Autre exemple, si pour rejoindre le Métavers et son avatar, le salarié fait usage de son ordinateur ou des lunettes de réalité virtuelle de l’entreprise, le régime du télétravail parait inapplicable dès lors que l’avatar ne se contente pas d’avoir des réunions en visioconférence, mais accède réellement à un autre univers dans lequel il peut travailler, avoir son bureau, rencontrer ses collègues, y déjeuner… Soit une forme d’exécution du travail qui n’est pas distancielle, mais aux frontières du réel…

Par extension, l’employeur qui s’implantera dans le Métavers devra nécessairement former ses salariés à son application concrète (utilisation des équipements, adaptation du poste de travail, organisation du travail dans le Métavers, etc.).

De même, s’il incombe à l’employeur de prendre les mesures nécessaires pour assurer la sécurité et protéger la santé physique et mentale des travailleurs, cette obligation s’appliquera-t-elle de la même manière dans le Métavers ?

Le Métavers étant un univers numérique, cette obligation qui pèse sur l’employeur se voit remise en cause dès lors que la santé et le corps physique du salarié dans la réalité n’est pas le même que celui de son avatar.

À titre d’exemple, si un avatar est blessé sur le lieu de travail, le salarié dans la réalité sera en principe parfaitement indemne puisqu’extérieur au Métavers.

Mais à l’inverse, dans la mesure où les avatars seront contrôlés par les salariés, les risques psychosociaux seront eux bien réels et l’employeur restera le garant de la santé et de la sécurité de ses collaborateurs.

Pilule bleue ou pilule rouge ?

On peut le voir, le développement d’un « Métavers du travail » soulève de multiples questions auxquelles l’état du droit ne permet pas réellement d’apporter une réponse arrêtée.

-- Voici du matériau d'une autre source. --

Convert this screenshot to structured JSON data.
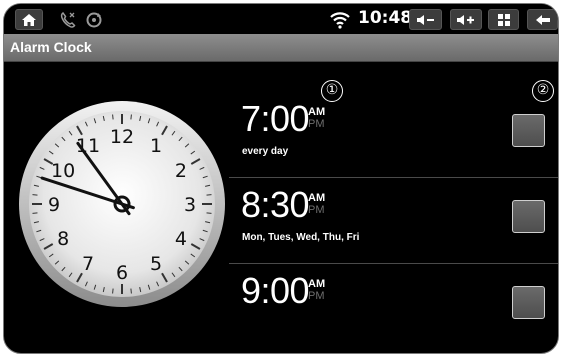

En effet, le code du travail régit les relations entre les employeurs et leurs salariés, mais pas celles entre leurs avatars interposés dans un monde virtuel.

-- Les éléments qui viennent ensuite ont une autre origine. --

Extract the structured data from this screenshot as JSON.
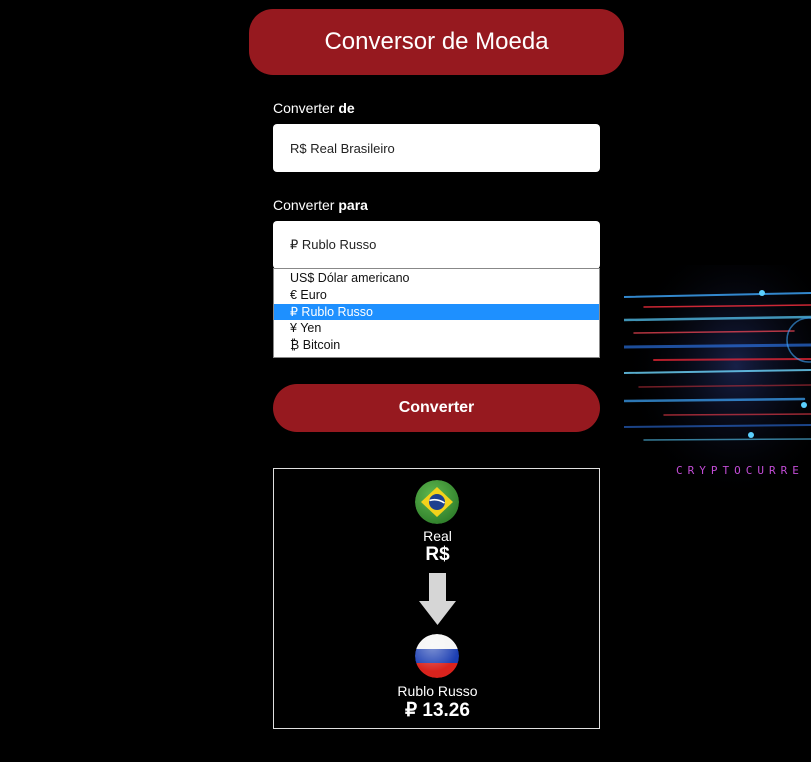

On peut aussi facilement envisager l’entrée en scène d’un troisième acteur de ces relations de travail, à savoir l’entreprise qui hébergera de tels Métavers sur ses serveurs (Meta, Microsoft, etc.) et qui sera très certainement chargée, comme c’est déjà le cas par exemple en matière de cyber harcèlement sur les réseaux sociaux ou dans les jeux vidéo en ligne, de faire cesser tout comportement répréhensible en ligne, à charge pour l’employeur ou le salarié, qui se dit victime d’un agissement fautif, de le contester dans le monde réel.

Avec du recul, imaginer une nouvelle forme de droit du travail pourrait presque paraître excessif, quand de façon schématique, on l’imagine réglementer des relations de travail entre des avatars dans un monde virtuel.

Mais la fiction s’apprête à dépasser la réalité, le cabinet Gartner prédisant que d’ici 2026, 25% de la population passera au moins une heure par jour dans le Métavers, pour travailler, s’éduquer, s’amuser, acheter et que 30% des entreprises mondiales possèderont des produits et des services dans le Métavers…

En bref, une réplique en un seul monde virtuel, de multiples environnements qui sont séparés dans le monde physique.

Aussi, il faut s’attendre à une révolution juridique passionnante avec le développement du « Métavers du travail » et toutes les questions qu’il soulève et que devront trancher les juridictions (ou qui sait, les « Métajuridictions »).

Mais en l’état, un licenciement dans le Métavers serait privé d’effet dans le monde réel.